The women completed an intensive skills development programme at Ikhaya Lethemba empowerment centre.
Ikhaya Lethemba is a victim empowerment centre which offers multiple disciplinary services to survivors of gender-based violence including capacity building and skills development. It provides high quality tailored services as per the profiles of the victims.
Home-based care graduate, Jabu Ndlela said she came to Gauteng from KwaZulu-Natal in search of employment. She initially lived with a family member until she moved in with her boyfriend.
He started to abuse her when the couple were expecting their fifth child. She said her partner started using drugs which would make him abusive to her.
“My plan was to study nursing. I used to take the grant money for my children and pay a nursing school, but unfortunately the school turned out to be a fly by night. This added to my misery and forced me to stay (in the relationship).”
She continued: “I am very grateful for this opportunity. I feel like God has answered my prayers and wiped my tears away. I have been given a chance to make things right again.”
Community Safety MEC Sizakele Nkosi-Malobane explained that the survivors are accommodated at Ikhaya Lethemba, where as part of the package of services, they received psycho-social and medico legal assistance for a period of up to nine months. Other services offered at the centre cover a complete scope of gender-based violence as professional screening; family violence and child protection services; therapy and family justice services.

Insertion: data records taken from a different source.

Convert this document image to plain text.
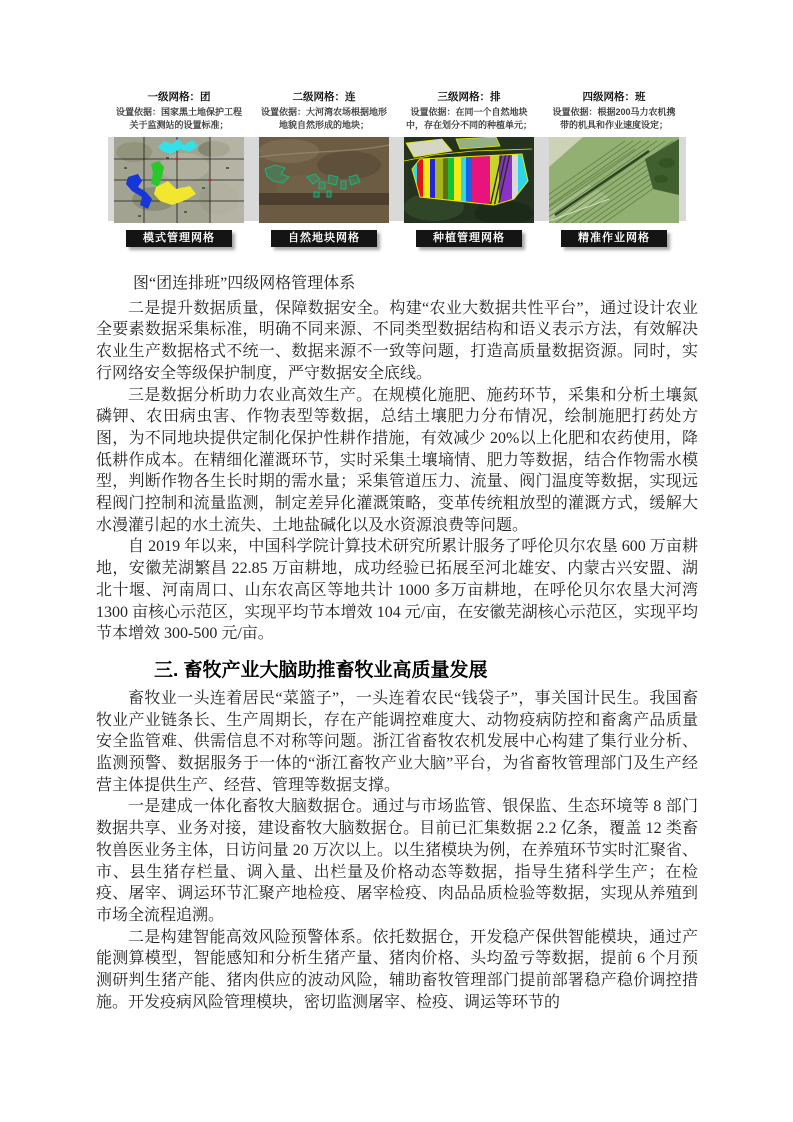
一级网格：团
设置依据：国家黑土地保护工程关于监测站的设置标准；
模式管理网格
二级网格：连
设置依据：大河湾农场根据地形地貌自然形成的地块；
自然地块网格
三级网格：排
设置依据：在同一个自然地块中，存在划分不同的种植单元；
种植管理网格
四级网格：班
设置依据：根据200马力农机携带的机具和作业速度设定；
精准作业网格

图“团连排班”四级网格管理体系

二是提升数据质量，保障数据安全。构建“农业大数据共性平台”，通过设计农业全要素数据采集标准，明确不同来源、不同类型数据结构和语义表示方法，有效解决农业生产数据格式不统一、数据来源不一致等问题，打造高质量数据资源。同时，实行网络安全等级保护制度，严守数据安全底线。

三是数据分析助力农业高效生产。在规模化施肥、施药环节，采集和分析土壤氮磷钾、农田病虫害、作物表型等数据，总结土壤肥力分布情况，绘制施肥打药处方图，为不同地块提供定制化保护性耕作措施，有效减少 20%以上化肥和农药使用，降低耕作成本。在精细化灌溉环节，实时采集土壤墒情、肥力等数据，结合作物需水模型，判断作物各生长时期的需水量；采集管道压力、流量、阀门温度等数据，实现远程阀门控制和流量监测，制定差异化灌溉策略，变革传统粗放型的灌溉方式，缓解大水漫灌引起的水土流失、土地盐碱化以及水资源浪费等问题。

自 2019 年以来，中国科学院计算技术研究所累计服务了呼伦贝尔农垦 600 万亩耕地，安徽芜湖繁昌 22.85 万亩耕地，成功经验已拓展至河北雄安、内蒙古兴安盟、湖北十堰、河南周口、山东农高区等地共计 1000 多万亩耕地，在呼伦贝尔农垦大河湾 1300 亩核心示范区，实现平均节本增效 104 元/亩，在安徽芜湖核心示范区，实现平均节本增效 300-500 元/亩。

三. 畜牧产业大脑助推畜牧业高质量发展

畜牧业一头连着居民“菜篮子”，一头连着农民“钱袋子”，事关国计民生。我国畜牧业产业链条长、生产周期长，存在产能调控难度大、动物疫病防控和畜禽产品质量安全监管难、供需信息不对称等问题。浙江省畜牧农机发展中心构建了集行业分析、监测预警、数据服务于一体的“浙江畜牧产业大脑”平台，为省畜牧管理部门及生产经营主体提供生产、经营、管理等数据支撑。

一是建成一体化畜牧大脑数据仓。通过与市场监管、银保监、生态环境等 8 部门数据共享、业务对接，建设畜牧大脑数据仓。目前已汇集数据 2.2 亿条，覆盖 12 类畜牧兽医业务主体，日访问量 20 万次以上。以生猪模块为例，在养殖环节实时汇聚省、市、县生猪存栏量、调入量、出栏量及价格动态等数据，指导生猪科学生产；在检疫、屠宰、调运环节汇聚产地检疫、屠宰检疫、肉品品质检验等数据，实现从养殖到市场全流程追溯。

二是构建智能高效风险预警体系。依托数据仓，开发稳产保供智能模块，通过产能测算模型，智能感知和分析生猪产量、猪肉价格、头均盈亏等数据，提前 6 个月预测研判生猪产能、猪肉供应的波动风险，辅助畜牧管理部门提前部署稳产稳价调控措施。开发疫病风险管理模块，密切监测屠宰、检疫、调运等环节的
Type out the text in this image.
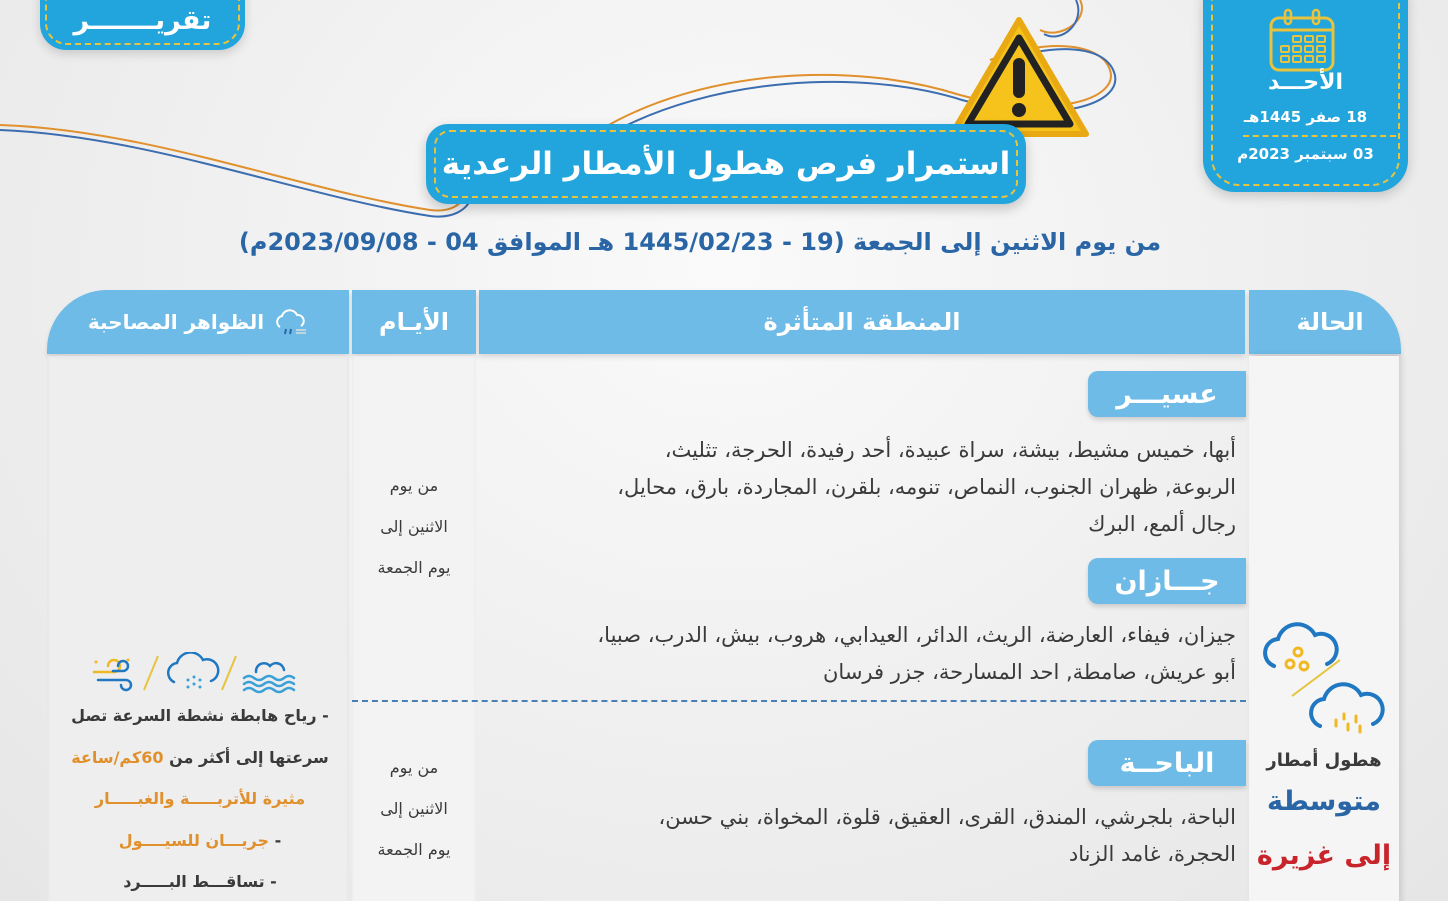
تقريـــــــر
الأحـــد
18 صفر 1445هـ
03 سبتمبر 2023م
استمرار فرص هطول الأمطار الرعدية
من يوم الاثنين إلى الجمعة (19 - 1445/02/23 هـ الموافق 04 - 2023/09/08م)
الحالة
المنطقة المتأثرة
الأيـام
الظواهر المصاحبة
عسيـــر
أبها، خميس مشيط، بيشة، سراة عبيدة، أحد رفيدة، الحرجة، تثليث،
الربوعة, ظهران الجنوب، النماص، تنومه، بلقرن، المجاردة، بارق، محايل،
رجال ألمع، البرك
جـــازان
جيزان، فيفاء، العارضة، الريث، الدائر، العيدابي، هروب، بيش، الدرب، صبيا،
أبو عريش، صامطة, احد المسارحة، جزر فرسان
من يوم
الاثنين إلى
يوم الجمعة
الباحــة
الباحة، بلجرشي، المندق، القرى، العقيق، قلوة، المخواة، بني حسن،
الحجرة، غامد الزناد
من يوم
الاثنين إلى
يوم الجمعة
هطول أمطار
متوسطة
إلى غزيرة
- رياح هابطة نشطة السرعة تصل
سرعتها إلى أكثر من 60كم/ساعة
مثيرة للأتربـــــة والغبـــــار
- جريـــان للسيــــول
- تساقـــط البـــــرد
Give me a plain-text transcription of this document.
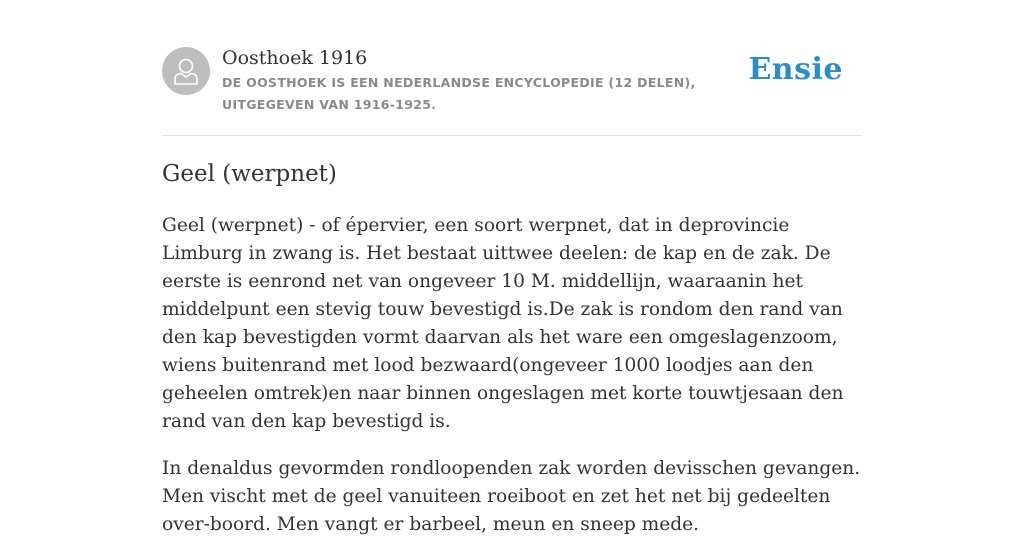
Oosthoek 1916
DE OOSTHOEK IS EEN NEDERLANDSE ENCYCLOPEDIE (12 DELEN), UITGEGEVEN VAN 1916-1925.
Ensie
Geel (werpnet)

Geel (werpnet) - of épervier, een soort werpnet, dat in deprovincie Limburg in zwang is. Het bestaat uittwee deelen: de kap en de zak. De eerste is eenrond net van ongeveer 10 M. middellijn, waaraanin het middelpunt een stevig touw bevestigd is.De zak is rondom den rand van den kap bevestigden vormt daarvan als het ware een omgeslagenzoom, wiens buitenrand met lood bezwaard(ongeveer 1000 loodjes aan den geheelen omtrek)en naar binnen ongeslagen met korte touwtjesaan den rand van den kap bevestigd is.

In denaldus gevormden rondloopenden zak worden devisschen gevangen. Men vischt met de geel vanuiteen roeiboot en zet het net bij gedeelten over-boord. Men vangt er barbeel, meun en sneep mede.
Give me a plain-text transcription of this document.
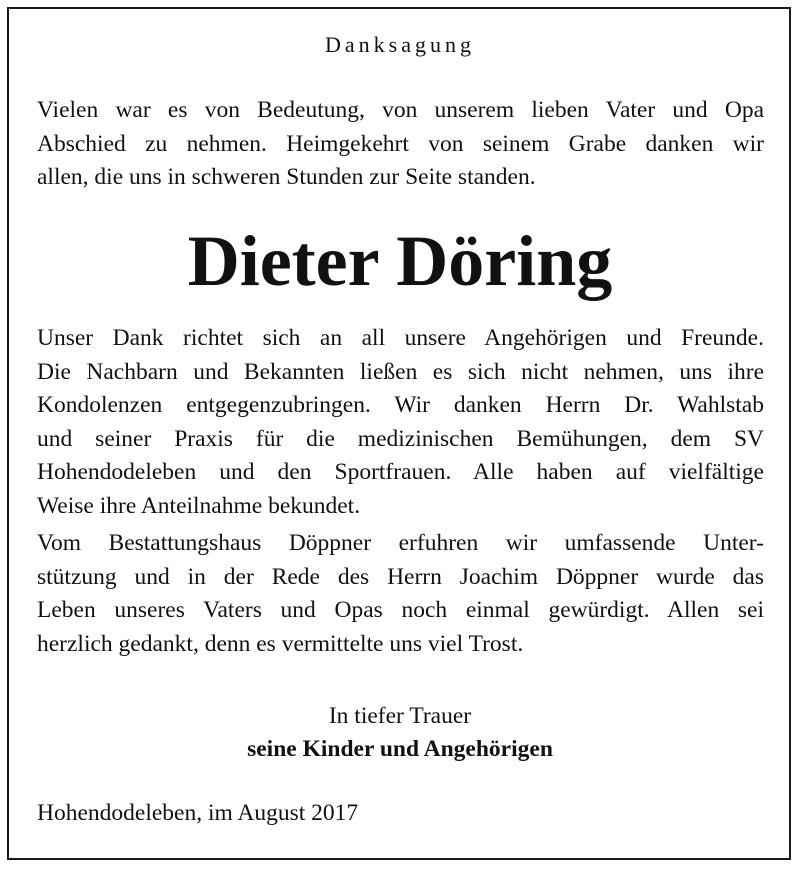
Danksagung

Vielen war es von Bedeutung, von unserem lieben Vater und Opa
Abschied zu nehmen. Heimgekehrt von seinem Grabe danken wir
allen, die uns in schweren Stunden zur Seite standen.

Dieter Döring

Unser Dank richtet sich an all unsere Angehörigen und Freunde.
Die Nachbarn und Bekannten ließen es sich nicht nehmen, uns ihre
Kondolenzen entgegenzubringen. Wir danken Herrn Dr. Wahlstab
und seiner Praxis für die medizinischen Bemühungen, dem SV
Hohendodeleben und den Sportfrauen. Alle haben auf vielfältige
Weise ihre Anteilnahme bekundet.

Vom Bestattungshaus Döppner erfuhren wir umfassende Unter-
stützung und in der Rede des Herrn Joachim Döppner wurde das
Leben unseres Vaters und Opas noch einmal gewürdigt. Allen sei
herzlich gedankt, denn es vermittelte uns viel Trost.

In tiefer Trauer
seine Kinder und Angehörigen
Hohendodeleben, im August 2017
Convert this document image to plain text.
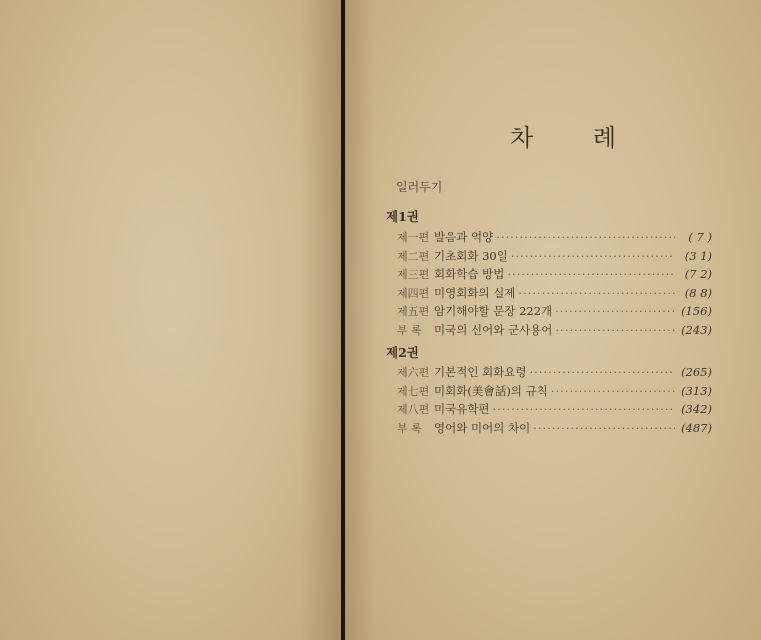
차 례
일러두기
제1권
제一편 발음과 억양 ·····	( 7 )
제二편 기초회화 30일 ·····	(3 1)
제三편 회화학습 방법 ·····	(7 2)
제四편 미영회화의 실제 ·····	(8 8)
제五편 암기해야할 문장 222개 ·····	(156)
부 록	미국의 신어와 군사용어 ·····	(243)
제2권
제六편 기본적인 회화요령 ·····	(265)
제七편 미회화(美會話)의 규칙 ·····	(313)
제八편 미국유학편 ·····	(342)
부 록	영어와 미어의 차이 ·····	(487)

The centre is in partnership with the Institute of Health and Social Care as well as the Johannesburg Institute for Education and Training.
They provide survivors with a range of courses such as home-based care, palliative care; ancillary nursing; child and youth care as well as a hair, nail and beauty course.
At the ceremony, Nkosi-Malobane said: “I understand that you have walked a difficult journey to be where you are today. I am in awe of the perseverance, the faith and strength you have displayed during the most painful season of your lives. Looking back from the time you walked into our centre - it gives me great pleasure to celebrate your graduation day.”
When asked which part of the course she enjoyed the most, Ndlela said: “I mostly enjoyed the practical part of the home-based care course, which we did at Helen Joseph Hospital.”
Ndlela said from now on, she will be volunteering at various organisations so she can add experience into her theoretical studies.